The date/time format of the LC_TIME located is not regarded. STEPS TO REPRODUCE: 1. Ensure the DK locale is enabled (add/uncomment it in cat /etc/locale.gen): # cat /etc/locale.gen | grep -v "^#" en_DK.UTF-8 UTF-8 en_US.UTF-8 UTF-8 2. In /etc/locale.conf change LC_TIME to become en_DK.UTF-8 (ISO date): # sed -i 's/^LC_TIME=[a-zA-Z0-9\_\.\@-]*/LC_TIME=en_DK.UTF-8/' /etc/locale.conf 3. Generate new locales: # locale-gen Generating locales... en_DK.UTF-8... done en_US.UTF-8... done Generation complete. 4. Launch Krusader and see the date/time format in the columns OBSERVED RESULT: You will see no change of date/time format form en_US locale to en_DK locale (ISO) EXPECTED RESULT: You want to see that the date/time format has changed from en_US locale to en_DK locale (= ISO format) SOFTWARE/OS VERSIONS: Linux: ArchLinux 18.08 (Linux 4.17 --- upgraded to ---> Linux 4.18.5) Krusader: ArchLinux package krusader 2.7.1-1
Pls forgive me the typo. The summary should be... The date/time format of the LC_TIME locale is not regarded.
Assuming that Krusader uses Qt to format date/time strings: The Qt library uses the CLDR data to map locale identifiers to format strings. As far as I know, the en_DK locale is not in the CLDR database. https://unix.stackexchange.com/questions/62316/why-is-there-no-euro-english-locale has more information, including: 'The name "en_DK" is sort of a joke...'
Related: bug 340982 and (invalid) https://bugreports.qt.io/browse/QTBUG-35692
So do I get this right... In case I use the time locale "en_US.UTF-8" (to avoid en_DK.UTF-8), and then manually edit /usr/share/i18n/locales/en_US to make the date/time representation of "%x %X" becoming ISO, then Krusader still don't care for the system settings, but simply does its own ***HARDCODED*** thing, while all the rest of the system regards my system-wide LC_TIME settings??? STEPS TO REPRODUCE: # vi /usr/share/i18n/locales/en_US ... % Appropriate date representation (%x) %d_fmt "%m//%d//%Y" d_fmt "%Y-%m-%d" % % Appropriate time representation (%X) %t_fmt "%r" t_fmt "%H:%M:%S" ... # vi /etc/environment ... LC_TIME="en_US.UTF-8" ... # locale-gen # date +"%x %X" 2018-11-14 09:25:20 OBSERVED RESULT: Krusader does not regard LC_TIME EXPECTED RESULT: All applications should regard the LC_TIME settings
Yes. The CLDR database has more information than provided by the POSIX interfaces, so Qt developers decided to implement QLocale using an internal copy of the CLDR data.

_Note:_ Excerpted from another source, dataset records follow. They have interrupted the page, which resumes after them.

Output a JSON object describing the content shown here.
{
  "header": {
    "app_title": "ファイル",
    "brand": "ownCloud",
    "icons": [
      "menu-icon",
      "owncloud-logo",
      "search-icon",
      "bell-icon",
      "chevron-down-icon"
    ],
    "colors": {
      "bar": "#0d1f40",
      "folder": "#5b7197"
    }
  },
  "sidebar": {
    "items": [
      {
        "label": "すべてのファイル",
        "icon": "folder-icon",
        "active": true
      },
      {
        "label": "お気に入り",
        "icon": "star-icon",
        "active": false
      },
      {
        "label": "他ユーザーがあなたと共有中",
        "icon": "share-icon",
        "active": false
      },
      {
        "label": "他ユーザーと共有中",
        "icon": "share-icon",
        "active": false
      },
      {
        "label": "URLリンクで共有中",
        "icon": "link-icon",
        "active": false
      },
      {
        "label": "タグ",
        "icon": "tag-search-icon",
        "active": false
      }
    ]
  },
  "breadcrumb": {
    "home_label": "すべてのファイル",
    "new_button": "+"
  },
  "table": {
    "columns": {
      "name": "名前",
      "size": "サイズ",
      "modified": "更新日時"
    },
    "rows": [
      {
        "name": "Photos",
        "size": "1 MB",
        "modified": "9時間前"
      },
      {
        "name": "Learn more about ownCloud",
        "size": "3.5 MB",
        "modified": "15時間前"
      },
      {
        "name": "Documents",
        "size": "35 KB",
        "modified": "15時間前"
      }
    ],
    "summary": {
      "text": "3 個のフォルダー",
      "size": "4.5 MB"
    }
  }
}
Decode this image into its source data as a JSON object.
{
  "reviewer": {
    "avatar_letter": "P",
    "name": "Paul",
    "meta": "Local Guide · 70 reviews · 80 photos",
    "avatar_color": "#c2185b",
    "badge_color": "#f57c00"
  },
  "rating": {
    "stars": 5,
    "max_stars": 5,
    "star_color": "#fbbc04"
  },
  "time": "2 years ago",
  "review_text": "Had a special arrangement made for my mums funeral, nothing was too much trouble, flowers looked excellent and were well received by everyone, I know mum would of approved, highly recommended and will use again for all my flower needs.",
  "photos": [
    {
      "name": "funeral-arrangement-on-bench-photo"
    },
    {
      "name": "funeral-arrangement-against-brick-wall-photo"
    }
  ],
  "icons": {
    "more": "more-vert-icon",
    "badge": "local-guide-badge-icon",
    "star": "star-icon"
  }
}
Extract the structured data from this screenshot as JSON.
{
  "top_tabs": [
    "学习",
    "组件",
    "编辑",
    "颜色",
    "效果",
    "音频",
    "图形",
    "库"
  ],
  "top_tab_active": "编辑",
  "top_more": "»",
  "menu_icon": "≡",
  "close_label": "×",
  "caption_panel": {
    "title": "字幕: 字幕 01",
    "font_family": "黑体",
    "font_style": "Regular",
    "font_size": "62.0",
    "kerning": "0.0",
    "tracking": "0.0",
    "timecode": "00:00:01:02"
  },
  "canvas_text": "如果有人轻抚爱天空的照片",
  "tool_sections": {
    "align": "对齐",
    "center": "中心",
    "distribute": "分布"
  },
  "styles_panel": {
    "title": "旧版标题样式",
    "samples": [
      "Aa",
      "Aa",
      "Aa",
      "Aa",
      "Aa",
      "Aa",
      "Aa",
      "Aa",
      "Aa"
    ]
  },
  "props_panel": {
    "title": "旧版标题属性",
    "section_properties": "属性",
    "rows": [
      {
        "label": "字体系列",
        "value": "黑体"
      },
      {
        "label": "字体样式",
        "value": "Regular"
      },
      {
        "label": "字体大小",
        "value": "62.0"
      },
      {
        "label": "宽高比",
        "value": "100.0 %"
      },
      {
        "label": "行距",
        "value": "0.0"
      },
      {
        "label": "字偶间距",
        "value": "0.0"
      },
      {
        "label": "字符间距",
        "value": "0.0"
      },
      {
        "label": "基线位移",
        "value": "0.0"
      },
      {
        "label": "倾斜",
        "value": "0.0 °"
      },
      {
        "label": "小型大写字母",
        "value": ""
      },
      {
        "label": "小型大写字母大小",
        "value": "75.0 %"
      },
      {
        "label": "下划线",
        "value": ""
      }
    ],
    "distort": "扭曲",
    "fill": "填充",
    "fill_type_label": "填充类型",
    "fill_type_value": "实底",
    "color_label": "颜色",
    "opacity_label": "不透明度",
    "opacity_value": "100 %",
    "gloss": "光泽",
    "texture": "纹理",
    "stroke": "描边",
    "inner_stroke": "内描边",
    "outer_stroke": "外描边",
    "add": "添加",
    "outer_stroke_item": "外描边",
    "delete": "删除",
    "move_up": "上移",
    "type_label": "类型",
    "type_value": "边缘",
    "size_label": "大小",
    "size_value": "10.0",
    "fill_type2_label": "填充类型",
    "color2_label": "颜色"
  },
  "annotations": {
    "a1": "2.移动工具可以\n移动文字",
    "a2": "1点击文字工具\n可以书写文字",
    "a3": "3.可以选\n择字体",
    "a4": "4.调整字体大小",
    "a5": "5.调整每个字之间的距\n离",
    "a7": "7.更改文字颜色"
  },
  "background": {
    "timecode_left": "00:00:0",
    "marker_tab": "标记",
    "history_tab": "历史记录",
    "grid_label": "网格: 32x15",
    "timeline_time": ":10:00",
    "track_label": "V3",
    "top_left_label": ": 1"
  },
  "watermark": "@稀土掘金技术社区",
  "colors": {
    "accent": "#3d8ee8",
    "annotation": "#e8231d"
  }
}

It is possible to overwrite classes like QTableWidget and handle the format of the 'modified date' column according to kdeglobals, as it was before in Krusader (2.4.0 beta1)... $ vi ~/.kde/share/config/kdeglobals ... [Locale] DateFormatShort=%Y-%m-%d TimeFormat=%H:%M:%S This was very handy and platform-independent as well? Easy and handy sorting by the 'modified date' column is essential for file managers. Krusader is such a handy software - so those little, but very much helpful things would be a brilliant enhancement.
The ~/.kde/share/config/kdeglobals was not platform-independent. It was supported by custom logic in KDE4 libs (KLocale class), AFAIR. https://community.kde.org/KDE_Core/KLocale#Qt5_.2F_KDE5 > Using KLocale (and thus KConfig) is a major barrier to Qt-only apps adopting our libraries so we should try remove the need for KLocale where-ever possible. Much can be achieved by pushing KLocale features into QLocale and ensuring QLocale fully supports all options common to all the platforms (some options are still not supported, or are only properly supported on some platforms). So we migrated to QLocale during KF5 migration. I agree that system setting should be respected in Qt (in case not explicitly overridden). Please open a bug in Qt bug tracker and reference it here.